The industrious 53-year-old former lawyer runs a vast department that gives him oversight on everything from competition legislation and science funding to telecom regulations and foreign direct investment. It’s in the nature of the portfolio to be at the centre of things, but Champagne stands out nevertheless.
For one, he's a business-focused minister in a cabinet that is short of business champions. Corporate Canada likes him and is willing to look past some of his overt politicking and bravado.
The job – what was known as industry minister before 2015 – has also taken on added significance as the Canadian government adopts a more direct and hands-on role to managing the economy and attracting investment, as is the fashion today in global policy circles.

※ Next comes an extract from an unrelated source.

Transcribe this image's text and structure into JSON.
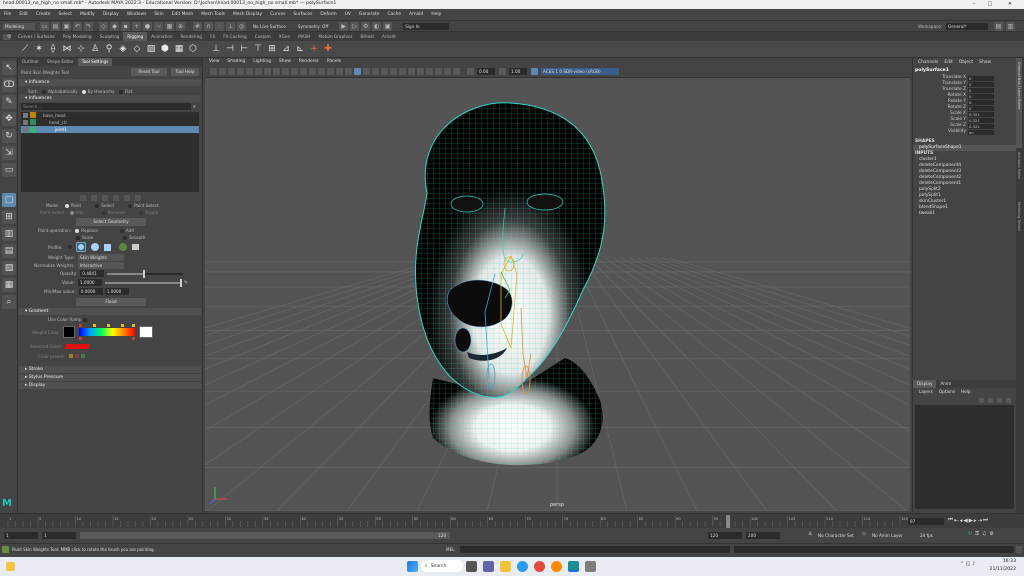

Economic resiliency and national security have become new imperatives for governments across the world, driven in large part by the U.S. government’s efforts to revitalize its manufacturing sector and kickstart its green transition.
Champagne has embraced the new landscape with apparent earnestness. He has banned (finally) Huawei Communications equipment from wireless networks and cracked down on Chinese investment in Canada’s critical minerals. And he’s using the federal government’s balance sheet to land supply chain deals in the electric-vehicle ecosystem that has left taxpayers on the hook for tens of billions of dollars in subsidies.
The record suggests pro-business, yes. But this is not laissez-faire economic management.
Salesman, deal-maker, champion for consumers
Champagne touts how he gets CEOs on the phone and travels to world capitals to sell the country to investors, ready to pony up generously in some cases to make it happen.
He’s part salesman, deal-maker, regulator, central planner and likens himself as champion for consumers and Canadian industry. He wants to be a difference maker – an approach to the job that goes far beyond industrial policy.
For example, Champagne has put himself at the forefront of Prime Minister Justin Trudeau’s efforts to show the Liberals are taking cost of living issues more seriously, recently summoning executives from grocery chains and food manufacturing businesses to Ottawa.
In an interview last weekend on The West Block, a weekly political news show on Global, Champagne said that he’s actively seeking to bring more investment into Canada’s grocery market from abroad. “I’m starting to make calls to some CEOs around the world and say, ‘Hey, have you looked at Canada lately?’”
The big question is whether these efforts will work.
The recent record on private-sector investment in the country has been weak, particularly when measured on a per-worker basis. Non-residential capital spending last year – when factoring out inflation – was still below pre-pandemic levels though 2023 has seen some pickup. Overall levels are still well below all-time highs recorded in 2014.
There are some signs of a rebound in factory investment from recent post-pandemic lows, though nowhere near the 70 per cent surge in manufacturing private investment that has been seen in the U.S. since 2019.
And on foreign investment, there’s little sign of a rebound. Foreign Direct Investment (FDI) totalled a net $11.5 billion in the second quarter, which was the lowest FDI number since 2020.